Leigh is a writer of range and conviction. Her work is defined by a formal exploration as much as an intellectual one. Her theatre is built on an understanding of the importance of the presence of the audience in her work. She invents games for them to play. She imagines magic tricks for them to take part in. She makes music for them to listen to.

She is a writer of real political exploration. In recent years her commitment to the investigation of issues of ability and access in the theatre have been integrated into her work in a way that is as theatrical and playful as it is serious and nuanced. She has examined, as a journalist as a well as a dramatist, the repeated depiction of violence against women in drama. She has written with compassion and understanding of the experience of the Eastern European diaspora, a diaspora that her own family was informed by and built around.

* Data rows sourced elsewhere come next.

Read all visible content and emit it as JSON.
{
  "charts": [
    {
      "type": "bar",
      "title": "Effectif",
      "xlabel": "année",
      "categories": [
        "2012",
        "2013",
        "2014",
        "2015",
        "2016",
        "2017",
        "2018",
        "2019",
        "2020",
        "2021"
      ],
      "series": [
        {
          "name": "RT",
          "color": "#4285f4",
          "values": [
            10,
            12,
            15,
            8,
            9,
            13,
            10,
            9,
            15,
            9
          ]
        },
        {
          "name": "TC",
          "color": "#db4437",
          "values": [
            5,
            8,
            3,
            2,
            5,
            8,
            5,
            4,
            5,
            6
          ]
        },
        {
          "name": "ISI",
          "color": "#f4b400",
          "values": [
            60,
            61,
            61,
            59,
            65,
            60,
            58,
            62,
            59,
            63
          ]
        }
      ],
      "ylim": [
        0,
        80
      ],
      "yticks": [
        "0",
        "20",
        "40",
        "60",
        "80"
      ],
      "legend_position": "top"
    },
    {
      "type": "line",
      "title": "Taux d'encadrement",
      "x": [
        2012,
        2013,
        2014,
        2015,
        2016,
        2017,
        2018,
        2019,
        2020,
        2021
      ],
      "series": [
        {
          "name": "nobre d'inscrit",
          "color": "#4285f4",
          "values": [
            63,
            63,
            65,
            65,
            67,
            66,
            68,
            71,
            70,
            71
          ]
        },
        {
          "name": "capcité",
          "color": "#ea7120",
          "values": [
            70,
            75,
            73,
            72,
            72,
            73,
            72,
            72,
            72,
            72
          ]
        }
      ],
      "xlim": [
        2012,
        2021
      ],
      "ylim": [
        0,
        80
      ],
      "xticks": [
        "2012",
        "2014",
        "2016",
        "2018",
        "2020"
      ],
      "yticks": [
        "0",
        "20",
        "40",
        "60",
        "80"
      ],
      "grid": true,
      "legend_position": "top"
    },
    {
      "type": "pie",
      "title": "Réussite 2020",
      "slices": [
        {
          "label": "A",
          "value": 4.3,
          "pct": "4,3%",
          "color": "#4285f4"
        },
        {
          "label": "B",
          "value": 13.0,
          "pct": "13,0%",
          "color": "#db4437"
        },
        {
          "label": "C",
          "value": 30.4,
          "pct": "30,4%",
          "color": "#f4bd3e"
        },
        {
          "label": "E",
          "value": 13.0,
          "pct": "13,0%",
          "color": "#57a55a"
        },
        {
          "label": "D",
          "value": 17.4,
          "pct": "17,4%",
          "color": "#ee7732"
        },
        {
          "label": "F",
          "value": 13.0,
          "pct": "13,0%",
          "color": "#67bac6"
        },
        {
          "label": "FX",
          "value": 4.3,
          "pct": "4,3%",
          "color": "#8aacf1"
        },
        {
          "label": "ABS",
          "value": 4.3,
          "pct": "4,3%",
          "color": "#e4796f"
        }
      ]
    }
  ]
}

If 2019 was a breakthrough year then 2020 may have been an unwelcome interruption, but one of the most surprising oddities of that baffling pandemic – and one of the most playful explorations of theatre in its lockdowns – was the series of emails she sent headed Invisible Summer. Gifs, short films, poems, pieces of music that explore the territory surrounding Midnight Movie.

Midnight Movie is a play about the internet. It is also a play that seeks to dramatise the form of the internet. It’s a play about how we can become addicted to the solace and titillation, the voyeuristic horrors and the sense of community however dislocated or fictional or untrustworthy, that the internet can offer. It is a play that spans continents in the way the internet does, and which reshapes and reimagines itself with every refresh the way the internet does.

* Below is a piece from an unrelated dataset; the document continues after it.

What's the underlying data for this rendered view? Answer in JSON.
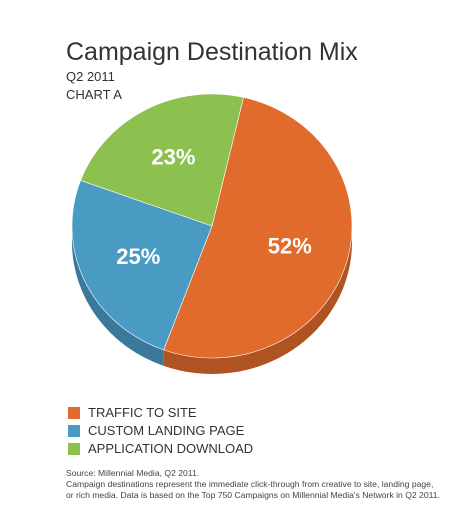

It tells the story of a night of migraine induced insomnia for the unnamed narrator of the play that seems to be a fictionalised version of Leigh. It returns to those investigations of diaspora, disability and voyeurism. It builds those investigations into its very form. Its opening stage directions insist that It should be performed by multiple people, ideally with visible and invisible disabilities, and that the performers and artistic team should consider some of the languages of accessibility – sign languages, captioning, audio description, live voice – and how they might be part of telling this story.

Returning to our old email conversations in preparation for this interview, I found one from 2013 in which Eve exclaimed how much she had loved visiting the Theatertreffen and the Stückemarkt, and wondering if I knew any ways that she may be able to return.

I am thrilled that the way she managed to get back there, even if only virtually, is through the calibre and brilliance of her work.